Most health service employees (81%) were not smokers. Smokers (n = 276, 19%) were significantly younger than non-smokers, were significantly more likely to be non-professionals or employed in trades or as clerical staff, and were more likely to mainly speak English at home. Smoking rates were lowest among medical staff (7%) and managers (13%). The analysis also revealed that one in five nurses smoke (20%); however, this rate was not significantly different from that among professionals and para-professionals (18%) (χ2 = 0.25, 1 df, p<0.62). Smoking was most common among clerical staff and tradespersons (21%) and non-professionals (24%). Smokers in this study reported most interest in written information or self-help booklets (n = 95), personal counselling (n = 80), and group programmes (n = 76) to assist them to quit. There was little interest in telephone support for smoking cessation (n = 19).
Consistent with previous studies,7 9 10 there were clear differences between smokers and non-smokers in their attitudes to smoking issues. Although most respondents (94%) agreed that: “Breathing in other people’s smoke is harmful”, smokers (84%) were significantly less likely than non-smokers (97%) to indicate that passive smoking can be detrimental to health (χ2 = 151.63, 4 df, p<0.001). Fewer smokers (37%) than non-smokers (70%) agreed that: “Health care workers who smoke give the impression that smoking is not harmful” (χ2 = 124.27, 4 df, p<0.001). Overall, there was clear majority support (83%) for the statement: “Smoking in hospitals and health care centres should be limited to areas not visible to the public”. As might be expected, smokers (67%) were less likely than non-smokers (87%) to agree with such a policy (χ2 = 112.48, 4 df, p<0.001).

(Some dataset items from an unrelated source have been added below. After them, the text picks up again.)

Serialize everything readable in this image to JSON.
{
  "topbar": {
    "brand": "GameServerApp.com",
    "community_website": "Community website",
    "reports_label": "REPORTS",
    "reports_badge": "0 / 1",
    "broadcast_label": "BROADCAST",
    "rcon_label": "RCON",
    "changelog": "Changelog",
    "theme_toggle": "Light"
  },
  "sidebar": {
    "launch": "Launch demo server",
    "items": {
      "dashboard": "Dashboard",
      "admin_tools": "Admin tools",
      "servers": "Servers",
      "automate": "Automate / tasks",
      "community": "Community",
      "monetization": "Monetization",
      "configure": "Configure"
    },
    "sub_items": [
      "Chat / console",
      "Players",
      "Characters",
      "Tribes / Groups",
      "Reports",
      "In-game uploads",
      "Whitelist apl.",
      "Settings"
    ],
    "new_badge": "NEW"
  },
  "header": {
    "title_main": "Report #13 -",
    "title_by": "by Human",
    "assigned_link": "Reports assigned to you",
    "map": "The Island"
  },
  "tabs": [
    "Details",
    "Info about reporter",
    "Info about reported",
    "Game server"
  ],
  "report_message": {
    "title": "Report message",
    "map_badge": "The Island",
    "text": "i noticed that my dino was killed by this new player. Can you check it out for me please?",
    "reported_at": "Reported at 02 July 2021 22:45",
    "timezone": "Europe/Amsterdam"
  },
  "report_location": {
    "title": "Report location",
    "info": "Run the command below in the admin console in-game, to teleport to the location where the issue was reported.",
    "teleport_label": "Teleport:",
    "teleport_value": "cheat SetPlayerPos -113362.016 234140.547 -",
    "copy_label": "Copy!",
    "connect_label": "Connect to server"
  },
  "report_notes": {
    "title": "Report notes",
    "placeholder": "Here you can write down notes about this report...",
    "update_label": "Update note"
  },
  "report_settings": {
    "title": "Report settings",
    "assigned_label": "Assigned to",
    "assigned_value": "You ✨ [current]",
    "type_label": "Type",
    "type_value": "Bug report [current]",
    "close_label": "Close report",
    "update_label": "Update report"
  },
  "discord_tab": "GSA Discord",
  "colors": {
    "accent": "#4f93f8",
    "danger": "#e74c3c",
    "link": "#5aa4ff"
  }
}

It is encouraging to note, however, that approximately two-thirds of smokers agreed that the policy was a good idea.
Future health service workplace programmes in tobacco control should address deficits in knowledge about the health effects of passive smoking and should raise awareness among healthcare workers who smoke about their exemplary role. The findings suggest that a health service policy that eliminates visible smoking and environmental tobacco smoke would be well received.